Once you have found an image that you want to embed within a chapter of your open textbook, navigate to that chapter and place your mouse cursor in the approximate position where you would like to place the image. Click on the “Add Media” button above the toolbar.
Once you are here, there are two ways to add an image. You can either select an image from a folder and drag it right into the middle of the window. Or we can click on “Select Files” and then select the image that we want to add.
An image file must be a JPG, PNG or GIF. Other file formats will produce an error message and will not be accepted.
An image file must be uploaded into the Media Library for use. You cannot add an image by linking to an external source.
Once the image is uploaded, you can click edit its details:
- If you look over to the fields on the right, you can change the image’s title. Right below that, you can alter its caption (the caption is the text that appears in small font beneath the image in the book). You may use the caption field to enter the proper attribution for your image (see the Open Washington attribution tool). Underneath that, the alt text is how the image will be described by things like screen readers for the hearing impaired – so think of it as a description of the image if the image doesn’t show up. So here we need something like, ‘A parakeet standing next to a chessboard’. Just a clear, accurate description of the photo.
- You can also change the attachment display settings. We typically want our images centre-aligned, that tends to work out best for viewing the book, so we want to click on “Alignment – centre”.
- In the “Link To” panel we can choose what happens when we click on the image. So if we select “none”, the image doesn’t link anywhere. If we select “Media file,” then clicking on the image links to the full-sized version of the image. If we select “attachment page,” clicking on the image links to the attachment page, which also features the image’s title and description. And if we click on “custom URL”, then clicking on the image will take us to whatever URL we put in the URL field, so that allows the image to act like a hyperlink. So, for now, we’ll just say that we want this to link to the media file, to the full-sized image.

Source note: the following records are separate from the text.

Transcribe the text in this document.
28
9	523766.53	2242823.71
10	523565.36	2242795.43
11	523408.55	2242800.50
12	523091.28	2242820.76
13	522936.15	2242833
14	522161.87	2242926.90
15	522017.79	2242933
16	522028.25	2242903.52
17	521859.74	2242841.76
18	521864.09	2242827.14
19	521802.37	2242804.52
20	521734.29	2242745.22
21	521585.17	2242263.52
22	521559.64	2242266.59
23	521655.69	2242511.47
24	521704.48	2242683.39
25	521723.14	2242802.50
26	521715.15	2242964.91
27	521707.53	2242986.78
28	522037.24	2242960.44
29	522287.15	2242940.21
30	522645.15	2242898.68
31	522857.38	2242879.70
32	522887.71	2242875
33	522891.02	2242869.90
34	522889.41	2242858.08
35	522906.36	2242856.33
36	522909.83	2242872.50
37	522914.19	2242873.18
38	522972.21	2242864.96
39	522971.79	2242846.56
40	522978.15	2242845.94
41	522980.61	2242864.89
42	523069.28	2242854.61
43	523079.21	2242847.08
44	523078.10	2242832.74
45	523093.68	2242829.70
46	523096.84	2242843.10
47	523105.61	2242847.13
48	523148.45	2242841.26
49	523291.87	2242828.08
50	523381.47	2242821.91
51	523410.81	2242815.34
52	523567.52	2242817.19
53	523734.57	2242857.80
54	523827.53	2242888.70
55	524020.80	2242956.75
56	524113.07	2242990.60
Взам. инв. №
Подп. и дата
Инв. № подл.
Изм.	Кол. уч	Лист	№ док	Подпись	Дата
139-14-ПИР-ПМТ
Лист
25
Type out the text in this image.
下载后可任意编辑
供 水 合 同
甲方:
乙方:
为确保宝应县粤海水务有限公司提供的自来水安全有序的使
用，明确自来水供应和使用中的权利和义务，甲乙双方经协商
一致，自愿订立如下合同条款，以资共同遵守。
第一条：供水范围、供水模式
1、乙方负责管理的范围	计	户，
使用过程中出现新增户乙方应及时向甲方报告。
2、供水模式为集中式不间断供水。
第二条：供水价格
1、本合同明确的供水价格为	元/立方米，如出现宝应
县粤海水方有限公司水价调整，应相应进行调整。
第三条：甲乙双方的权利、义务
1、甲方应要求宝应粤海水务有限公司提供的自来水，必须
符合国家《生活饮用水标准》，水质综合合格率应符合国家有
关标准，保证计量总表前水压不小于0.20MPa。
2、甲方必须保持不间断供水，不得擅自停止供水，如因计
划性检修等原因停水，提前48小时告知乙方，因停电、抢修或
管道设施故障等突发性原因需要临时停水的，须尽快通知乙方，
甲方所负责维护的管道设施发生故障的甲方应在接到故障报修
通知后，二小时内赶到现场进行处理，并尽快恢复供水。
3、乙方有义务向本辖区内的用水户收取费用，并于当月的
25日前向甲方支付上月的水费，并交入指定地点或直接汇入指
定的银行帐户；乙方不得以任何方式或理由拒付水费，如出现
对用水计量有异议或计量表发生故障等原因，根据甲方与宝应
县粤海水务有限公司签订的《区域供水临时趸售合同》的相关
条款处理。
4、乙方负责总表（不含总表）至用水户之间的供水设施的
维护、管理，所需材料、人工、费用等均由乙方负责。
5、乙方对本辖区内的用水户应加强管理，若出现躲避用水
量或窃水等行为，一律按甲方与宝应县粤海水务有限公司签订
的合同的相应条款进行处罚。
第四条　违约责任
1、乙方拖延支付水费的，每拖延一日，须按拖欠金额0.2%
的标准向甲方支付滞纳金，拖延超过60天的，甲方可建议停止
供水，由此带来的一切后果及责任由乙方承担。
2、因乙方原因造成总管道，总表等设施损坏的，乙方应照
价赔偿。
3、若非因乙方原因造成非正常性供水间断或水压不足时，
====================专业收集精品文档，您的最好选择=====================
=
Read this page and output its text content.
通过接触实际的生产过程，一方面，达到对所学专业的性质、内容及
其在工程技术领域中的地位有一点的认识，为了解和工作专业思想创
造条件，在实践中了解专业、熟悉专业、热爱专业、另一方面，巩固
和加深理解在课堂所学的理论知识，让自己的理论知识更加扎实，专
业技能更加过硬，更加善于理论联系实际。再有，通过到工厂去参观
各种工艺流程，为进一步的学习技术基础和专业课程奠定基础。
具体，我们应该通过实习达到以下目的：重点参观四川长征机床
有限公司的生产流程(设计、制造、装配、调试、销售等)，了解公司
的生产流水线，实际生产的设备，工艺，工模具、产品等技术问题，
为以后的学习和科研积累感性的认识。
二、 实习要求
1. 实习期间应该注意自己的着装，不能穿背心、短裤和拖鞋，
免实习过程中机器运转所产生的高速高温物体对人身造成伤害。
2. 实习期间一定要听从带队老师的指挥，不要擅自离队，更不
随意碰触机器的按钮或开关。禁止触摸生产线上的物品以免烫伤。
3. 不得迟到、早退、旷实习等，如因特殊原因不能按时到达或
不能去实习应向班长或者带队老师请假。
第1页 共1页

- And then finally, we can select the image’s display size. So, let’s say I want this image to shrink to 300 pixels across. Now, obviously, the original file here is 4000 pixels across, it’s massive. In order to shrink the display down to 300 pixels, I select the “Medium” size. And then I can insert this image into the post. And you can see that the shrunken image appears in the middle there. So we’ll click on “Update”. And then we’ll go into our “Book view”. And we’ll refresh the page. And you’ll see that the image is shrunk down on the page to 300 pixels, and, if we click on it, you can see the full size image here.
One more thing: Now that you’ve inserted our image into the page, if you want to make any edits, you can just click on the image, and then click on the pencil that appears in the popup menu above, and once again, we can edit the image’s details or its display settings.
Once you find a video clip from YouTube that you would like to embed within your chapter, click on the “Share” button that lies right below the video’s title. Next, click on the “Embed” tab. When you do this, YouTube automatically produces and selects the HTML code that you need. Copy the HTML code.
Navigate back to your chapter and click on the “Text (HTML)” tab that lies right above the toolbar. Scroll down the page to where you would like to embed your image (although you are looking at the HTML code you should still be able to read your text). Next, paste the HTML code that you copied from YouTube. Once you do this, switch back to the “Visual” tab to verify that you have placed the video at the desired position (if not, go back and move the HTML code you pasted from YouTube). You will see that Pressbooks automatically embeds your selected video within the chapter. Click “Update” on the right sidebar to save your changes.
Important: Although it is nice to be able to use YouTube clips that have a Creative Commons license, this method allows you to embed any clip from YouTube. Because you are not downloading the video clip and only linking to it, this is permissible.